So this basically aims at preventing indirect call targeting address of shellcode, then it won't conflict with EMET or HMPA (and maybe MBAE too.) Maybe quite effective for many use-after-free attack?
More here as well: http://blogs.msdn.com/b/vcblog/arch...review-work-in-progress-security-feature.aspx I was reading about this over the past few days and it seems quite interesting. It looks like CFG has to be enabled and compiled within the binaries and works for Windows 10 and also Windows 8.1 (November Update). The good thing is that it doesn't break the software if used on older OS which doesn't support CFG. I am curious as to whether or not EMET would be able to add this functionality. I'm not sure since CFG is added at compile time though. But not entirely sure if EMET could add that similar to how it injects it's .DLL into processes. It will be interesting to see. Good to see Microsoft thinking of newer mitigation methods, regardless.
Thanks for the link. Well, I also wonder and not sure if EMET can do. I personally hope regenpijp to chime in as he know those things better. Anyway it seems MS adds new mitigation every time when they release new OS, good thing except they don't spent much for non-latest OSes.
After they release new version of OS, they usually don't add new features to old one. Only security updates.
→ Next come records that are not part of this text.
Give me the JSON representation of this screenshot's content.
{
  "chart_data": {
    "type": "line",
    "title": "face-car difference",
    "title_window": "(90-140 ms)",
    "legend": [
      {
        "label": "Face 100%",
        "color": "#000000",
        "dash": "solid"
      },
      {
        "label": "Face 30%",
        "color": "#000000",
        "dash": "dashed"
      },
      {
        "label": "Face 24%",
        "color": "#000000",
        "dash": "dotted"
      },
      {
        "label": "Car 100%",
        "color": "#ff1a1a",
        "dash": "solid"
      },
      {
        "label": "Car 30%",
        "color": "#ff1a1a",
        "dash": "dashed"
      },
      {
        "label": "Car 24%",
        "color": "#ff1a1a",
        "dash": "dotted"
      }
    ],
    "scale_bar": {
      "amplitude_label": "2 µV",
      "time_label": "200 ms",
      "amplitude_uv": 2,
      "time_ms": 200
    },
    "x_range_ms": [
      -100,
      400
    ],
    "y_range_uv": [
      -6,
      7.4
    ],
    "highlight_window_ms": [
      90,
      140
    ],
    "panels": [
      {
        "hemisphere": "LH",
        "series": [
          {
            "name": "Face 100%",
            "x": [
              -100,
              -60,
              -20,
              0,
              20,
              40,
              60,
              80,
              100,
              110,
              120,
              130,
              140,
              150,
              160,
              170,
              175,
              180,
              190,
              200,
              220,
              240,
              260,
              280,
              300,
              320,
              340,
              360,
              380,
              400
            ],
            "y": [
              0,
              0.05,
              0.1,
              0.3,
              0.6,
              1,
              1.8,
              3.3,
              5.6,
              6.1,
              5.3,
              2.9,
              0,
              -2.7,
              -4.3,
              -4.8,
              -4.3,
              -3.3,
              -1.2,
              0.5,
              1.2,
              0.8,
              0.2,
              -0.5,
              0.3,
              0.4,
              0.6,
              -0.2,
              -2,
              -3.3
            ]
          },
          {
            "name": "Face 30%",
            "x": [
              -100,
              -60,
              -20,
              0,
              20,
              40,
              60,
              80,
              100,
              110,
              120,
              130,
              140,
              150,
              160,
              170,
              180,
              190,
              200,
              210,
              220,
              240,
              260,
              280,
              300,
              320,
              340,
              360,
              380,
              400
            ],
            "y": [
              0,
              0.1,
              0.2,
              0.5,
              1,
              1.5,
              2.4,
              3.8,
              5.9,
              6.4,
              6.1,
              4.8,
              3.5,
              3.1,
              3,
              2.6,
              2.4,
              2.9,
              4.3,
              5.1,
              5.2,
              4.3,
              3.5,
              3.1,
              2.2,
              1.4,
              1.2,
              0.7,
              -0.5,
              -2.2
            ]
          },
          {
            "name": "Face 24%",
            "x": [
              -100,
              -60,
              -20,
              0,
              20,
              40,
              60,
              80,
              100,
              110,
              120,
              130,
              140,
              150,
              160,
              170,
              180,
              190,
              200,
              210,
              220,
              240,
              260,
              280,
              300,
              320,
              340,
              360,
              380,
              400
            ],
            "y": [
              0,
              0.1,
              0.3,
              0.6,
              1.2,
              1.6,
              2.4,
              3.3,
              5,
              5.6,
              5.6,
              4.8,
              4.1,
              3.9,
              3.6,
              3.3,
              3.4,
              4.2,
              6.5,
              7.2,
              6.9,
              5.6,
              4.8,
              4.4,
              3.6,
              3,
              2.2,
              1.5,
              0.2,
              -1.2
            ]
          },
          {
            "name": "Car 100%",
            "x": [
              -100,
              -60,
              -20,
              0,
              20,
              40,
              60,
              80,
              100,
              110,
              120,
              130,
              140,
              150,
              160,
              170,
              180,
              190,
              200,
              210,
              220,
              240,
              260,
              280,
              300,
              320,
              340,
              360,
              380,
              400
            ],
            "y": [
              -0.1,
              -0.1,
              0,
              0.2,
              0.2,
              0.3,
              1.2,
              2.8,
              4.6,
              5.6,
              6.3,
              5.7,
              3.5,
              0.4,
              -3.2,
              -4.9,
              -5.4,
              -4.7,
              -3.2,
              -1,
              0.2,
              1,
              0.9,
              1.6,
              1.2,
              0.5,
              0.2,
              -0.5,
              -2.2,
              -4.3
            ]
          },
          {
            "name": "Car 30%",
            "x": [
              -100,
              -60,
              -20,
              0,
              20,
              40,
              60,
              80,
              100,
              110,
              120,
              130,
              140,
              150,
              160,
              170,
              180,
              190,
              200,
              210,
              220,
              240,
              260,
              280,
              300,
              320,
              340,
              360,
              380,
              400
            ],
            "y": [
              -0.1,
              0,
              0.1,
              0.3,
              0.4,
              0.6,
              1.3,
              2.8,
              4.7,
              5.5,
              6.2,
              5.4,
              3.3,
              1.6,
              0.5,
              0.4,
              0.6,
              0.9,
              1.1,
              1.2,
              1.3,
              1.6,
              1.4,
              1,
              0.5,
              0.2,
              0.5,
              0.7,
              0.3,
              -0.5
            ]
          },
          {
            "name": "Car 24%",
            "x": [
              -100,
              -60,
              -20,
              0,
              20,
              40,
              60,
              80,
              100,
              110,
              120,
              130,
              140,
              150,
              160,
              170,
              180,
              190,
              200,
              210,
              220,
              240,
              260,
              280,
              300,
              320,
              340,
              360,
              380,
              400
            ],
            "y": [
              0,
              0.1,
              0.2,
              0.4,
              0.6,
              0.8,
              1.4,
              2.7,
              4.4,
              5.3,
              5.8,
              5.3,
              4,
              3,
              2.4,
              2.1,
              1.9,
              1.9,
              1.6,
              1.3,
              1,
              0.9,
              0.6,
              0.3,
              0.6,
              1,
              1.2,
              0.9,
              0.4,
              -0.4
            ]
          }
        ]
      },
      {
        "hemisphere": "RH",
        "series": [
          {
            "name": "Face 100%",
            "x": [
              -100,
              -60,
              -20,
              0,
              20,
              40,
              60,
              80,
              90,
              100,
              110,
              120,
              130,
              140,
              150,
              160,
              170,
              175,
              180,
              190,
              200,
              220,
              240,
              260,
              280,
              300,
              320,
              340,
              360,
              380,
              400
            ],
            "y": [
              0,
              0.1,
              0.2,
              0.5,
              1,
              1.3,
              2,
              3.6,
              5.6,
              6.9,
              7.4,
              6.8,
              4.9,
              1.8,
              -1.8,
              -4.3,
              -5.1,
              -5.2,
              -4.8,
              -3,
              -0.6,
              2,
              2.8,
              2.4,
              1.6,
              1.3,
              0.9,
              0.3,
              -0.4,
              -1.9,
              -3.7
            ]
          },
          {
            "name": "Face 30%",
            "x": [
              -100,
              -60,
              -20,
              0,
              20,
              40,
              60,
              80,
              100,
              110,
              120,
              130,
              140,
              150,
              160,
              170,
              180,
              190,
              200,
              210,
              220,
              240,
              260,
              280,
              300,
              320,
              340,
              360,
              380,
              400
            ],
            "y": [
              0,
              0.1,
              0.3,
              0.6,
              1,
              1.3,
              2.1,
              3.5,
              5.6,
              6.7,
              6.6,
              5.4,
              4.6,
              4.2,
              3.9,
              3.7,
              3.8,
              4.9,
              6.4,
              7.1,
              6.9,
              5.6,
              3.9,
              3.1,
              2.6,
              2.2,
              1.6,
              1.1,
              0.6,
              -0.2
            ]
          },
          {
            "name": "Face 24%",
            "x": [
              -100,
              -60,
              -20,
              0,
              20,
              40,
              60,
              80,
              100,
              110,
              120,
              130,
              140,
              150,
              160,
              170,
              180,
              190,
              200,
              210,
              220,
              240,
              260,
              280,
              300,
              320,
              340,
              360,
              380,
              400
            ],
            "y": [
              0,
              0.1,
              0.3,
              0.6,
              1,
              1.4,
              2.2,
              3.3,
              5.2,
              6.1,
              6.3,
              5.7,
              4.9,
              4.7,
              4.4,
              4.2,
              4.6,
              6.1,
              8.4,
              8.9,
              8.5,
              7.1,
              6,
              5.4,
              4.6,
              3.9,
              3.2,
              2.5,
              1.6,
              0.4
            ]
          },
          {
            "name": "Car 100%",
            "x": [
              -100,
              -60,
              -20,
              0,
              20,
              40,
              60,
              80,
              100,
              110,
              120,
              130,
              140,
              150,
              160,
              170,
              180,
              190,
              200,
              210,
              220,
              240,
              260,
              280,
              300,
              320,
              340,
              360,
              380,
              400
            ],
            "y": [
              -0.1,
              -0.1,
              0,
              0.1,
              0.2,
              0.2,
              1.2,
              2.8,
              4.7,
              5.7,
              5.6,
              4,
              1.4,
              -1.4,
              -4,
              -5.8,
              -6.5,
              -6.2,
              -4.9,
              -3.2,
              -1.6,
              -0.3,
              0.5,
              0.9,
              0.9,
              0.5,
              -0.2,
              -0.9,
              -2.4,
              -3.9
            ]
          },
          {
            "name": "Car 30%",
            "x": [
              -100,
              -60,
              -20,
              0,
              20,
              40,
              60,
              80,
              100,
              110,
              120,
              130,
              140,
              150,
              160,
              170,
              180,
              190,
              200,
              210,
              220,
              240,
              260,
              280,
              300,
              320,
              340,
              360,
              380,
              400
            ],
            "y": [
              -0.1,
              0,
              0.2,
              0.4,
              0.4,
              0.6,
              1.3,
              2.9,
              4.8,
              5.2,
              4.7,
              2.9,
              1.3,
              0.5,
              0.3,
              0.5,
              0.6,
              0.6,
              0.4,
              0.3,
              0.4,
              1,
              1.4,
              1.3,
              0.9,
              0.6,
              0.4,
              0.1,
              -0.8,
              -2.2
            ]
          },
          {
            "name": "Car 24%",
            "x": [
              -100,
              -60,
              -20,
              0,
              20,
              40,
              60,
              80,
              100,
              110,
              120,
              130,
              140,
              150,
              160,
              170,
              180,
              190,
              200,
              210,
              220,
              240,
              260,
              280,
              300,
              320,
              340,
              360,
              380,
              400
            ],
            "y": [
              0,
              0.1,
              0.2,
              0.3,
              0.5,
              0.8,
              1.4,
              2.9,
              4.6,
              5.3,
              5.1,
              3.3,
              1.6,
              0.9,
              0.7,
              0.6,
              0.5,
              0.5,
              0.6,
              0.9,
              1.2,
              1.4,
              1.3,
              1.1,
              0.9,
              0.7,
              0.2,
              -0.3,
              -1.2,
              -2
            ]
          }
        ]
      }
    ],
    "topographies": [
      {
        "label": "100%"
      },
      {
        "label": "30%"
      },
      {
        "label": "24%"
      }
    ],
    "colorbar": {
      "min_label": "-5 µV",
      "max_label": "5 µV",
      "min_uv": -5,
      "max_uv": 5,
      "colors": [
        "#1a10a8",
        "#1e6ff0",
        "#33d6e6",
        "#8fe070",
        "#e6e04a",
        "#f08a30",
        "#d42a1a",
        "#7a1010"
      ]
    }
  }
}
The Control Flow Guard in Windows 8.1u3 and 10 is so-called fine-grained Control-Flow Integrity (CFI) and is pure a software implementation. The CFI feature in both EMET and HitmanPro.Alert is so-called coarse grained Control-Flow Integrity. In EMET it is a pure software implementation (Caller mitigation). In Alert it is both a software and hardware implementation (Control-Flow Integrity mitigation). Control Flow Guard requires support from both the operating system (Windows 8.1u3 or 10) and recompiling of an application and its DLLs (sources needed). EMET and Alert can apply CFI to any version of Windows (XP or newer) and can be applied to any binary, no recompiling required. Of course the Control Flow Guard in Windows 8.1u3 or 10 provides better coverage as it is fine grained, but it is currently impractical as there are no binaries supporting CFG and Windows 8.1u3 market share is still very low. However over time (many years) this will change. Hope this helps.